Where mental health sits in the standard
ISO 45001 never carves mental health out as a separate topic, and that is the point: the standard's definitions of injury and ill health cover adverse physical and mental conditions arising from work. Hazard identification (clause 6.1.2) explicitly includes how work is organized, social factors, workload, work hours, leadership, and the culture of the organization. An OH&S system that assesses guarding and chemicals but ignores chronic overload, bullying, or violence at work has a scoping hole an auditor can legitimately probe.
ISO 45003, the companion standard
ISO 45003:2021 (psychological health and safety at work) is guidance, not a certifiable requirements standard. It catalogs psychosocial hazards in three groups: how work is organized (workload, hours, control, role clarity), social factors (relationships, leadership, harassment, violence, isolation), and environment and equipment. It then maps management of them onto the ISO 45001 structure, so organizations already certified can extend their existing system rather than build a parallel one. You cannot certify to 45003, but auditors and mature clients increasingly expect to see its thinking inside your 45001 system.

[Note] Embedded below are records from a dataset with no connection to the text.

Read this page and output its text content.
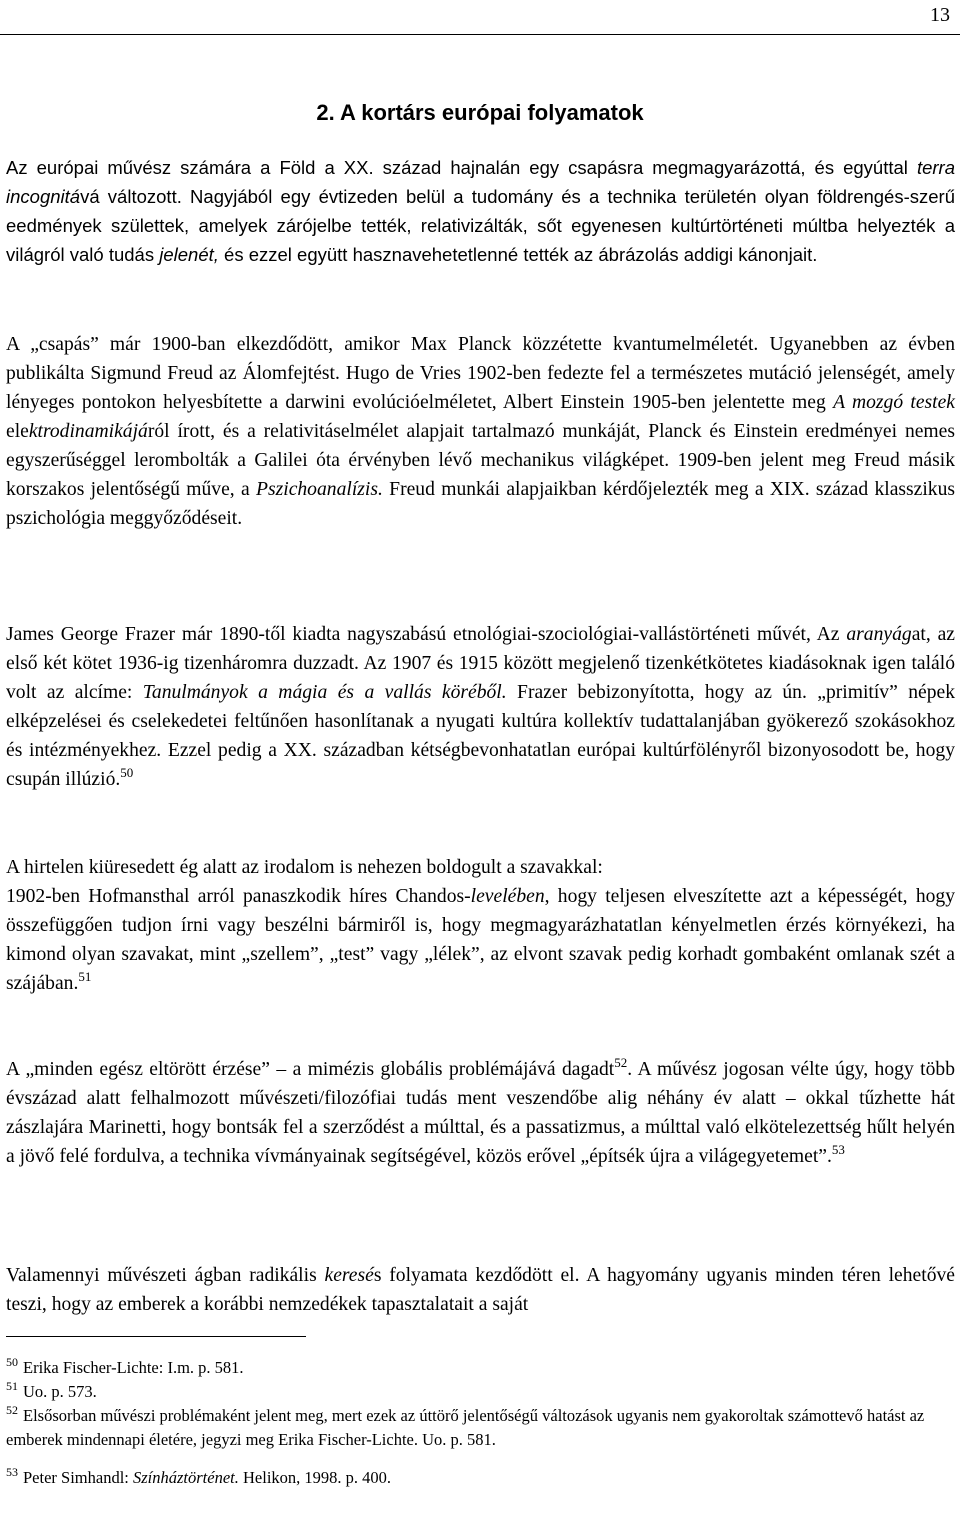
13
2. A kortárs európai folyamatok

Az európai művész számára a Föld a XX. század hajnalán egy csapásra megmagyarázottá, és egyúttal terra incognitává változott. Nagyjából egy évtizeden belül a tudomány és a technika területén olyan földrengés-szerű eedmények születtek, amelyek zárójelbe tették, relativizálták, sőt egyenesen kultúrtörténeti múltba helyezték a világról való tudás jelenét, és ezzel együtt hasznavehetetlenné tették az ábrázolás addigi kánonjait.

A „csapás” már 1900-ban elkezdődött, amikor Max Planck közzétette kvantumelméletét. Ugyanebben az évben publikálta Sigmund Freud az Álomfejtést. Hugo de Vries 1902-ben fedezte fel a természetes mutáció jelenségét, amely lényeges pontokon helyesbítette a darwini evolúcióelméletet, Albert Einstein 1905-ben jelentette meg A mozgó testek elektrodinamikájáról írott, és a relativitáselmélet alapjait tartalmazó munkáját, Planck és Einstein eredményei nemes egyszerűséggel lerombolták a Galilei óta érvényben lévő mechanikus világképet. 1909-ben jelent meg Freud másik korszakos jelentőségű műve, a Pszichoanalízis. Freud munkái alapjaikban kérdőjelezték meg a XIX. század klasszikus pszichológia meggyőződéseit.

James George Frazer már 1890-től kiadta nagyszabású etnológiai-szociológiai-vallástörténeti művét, Az aranyágat, az első két kötet 1936-ig tizenháromra duzzadt. Az 1907 és 1915 között megjelenő tizenkétkötetes kiadásoknak igen találó volt az alcíme: Tanulmányok a mágia és a vallás köréből. Frazer bebizonyította, hogy az ún. „primitív” népek elképzelései és cselekedetei feltűnően hasonlítanak a nyugati kultúra kollektív tudattalanjában gyökerező szokásokhoz és intézményekhez. Ezzel pedig a XX. században kétségbevonhatatlan európai kultúrfölényről bizonyosodott be, hogy csupán illúzió.$^{50}$

A hirtelen kiüresedett ég alatt az irodalom is nehezen boldogult a szavakkal:
1902-ben Hofmansthal arról panaszkodik híres Chandos-levelében, hogy teljesen elveszítette azt a képességét, hogy összefüggően tudjon írni vagy beszélni bármiről is, hogy megmagyarázhatatlan kényelmetlen érzés környékezi, ha kimond olyan szavakat, mint „szellem”, „test” vagy „lélek”, az elvont szavak pedig korhadt gombaként omlanak szét a szájában.$^{51}$

A „minden egész eltörött érzése” – a mimézis globális problémájává dagadt$^{52}$. A művész jogosan vélte úgy, hogy több évszázad alatt felhalmozott művészeti/filozófiai tudás ment veszendőbe alig néhány év alatt – okkal tűzhette hát zászlajára Marinetti, hogy bontsák fel a szerződést a múlttal, és a passatizmus, a múlttal való elkötelezettség hűlt helyén a jövő felé fordulva, a technika vívmányainak segítségével, közös erővel „építsék újra a világegyetemet”.$^{53}$

Valamennyi művészeti ágban radikális keresés folyamata kezdődött el. A hagyomány ugyanis minden téren lehetővé teszi, hogy az emberek a korábbi nemzedékek tapasztalatait a saját

$^{50}$ Erika Fischer-Lichte: I.m. p. 581.

$^{51}$ Uo. p. 573.

$^{52}$ Elsősorban művészi problémaként jelent meg, mert ezek az úttörő jelentőségű változások ugyanis nem gyakoroltak számottevő hatást az emberek mindennapi életére, jegyzi meg Erika Fischer-Lichte. Uo. p. 581.

$^{53}$ Peter Simhandl: Színháztörténet. Helikon, 1998. p. 400.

What evidence looks like in practice
- Psychosocial hazards appearing in your hazard register with the same seriousness as physical ones.
- Worker consultation channels through which workload, treatment, and support issues can safely surface, with visible responses.
- Incident and absence data examined for work-related stress patterns, and investigations that consider organizational causes.
- Management of change assessing psychosocial impact (restructures, shift changes, remote work shifts).
An auditor's practical caution
This area demands care with privacy and competence: assessing organizational risk factors is your system's job; diagnosing individuals is not, and records must respect medical confidentiality. Handle the topic at the level of work design and aggregate indicators, involve workers in shaping the controls, and bring in occupational health expertise where cases require it. Done that way, extending your system to psychological health is not an add-on; it is the standard finally being read in full.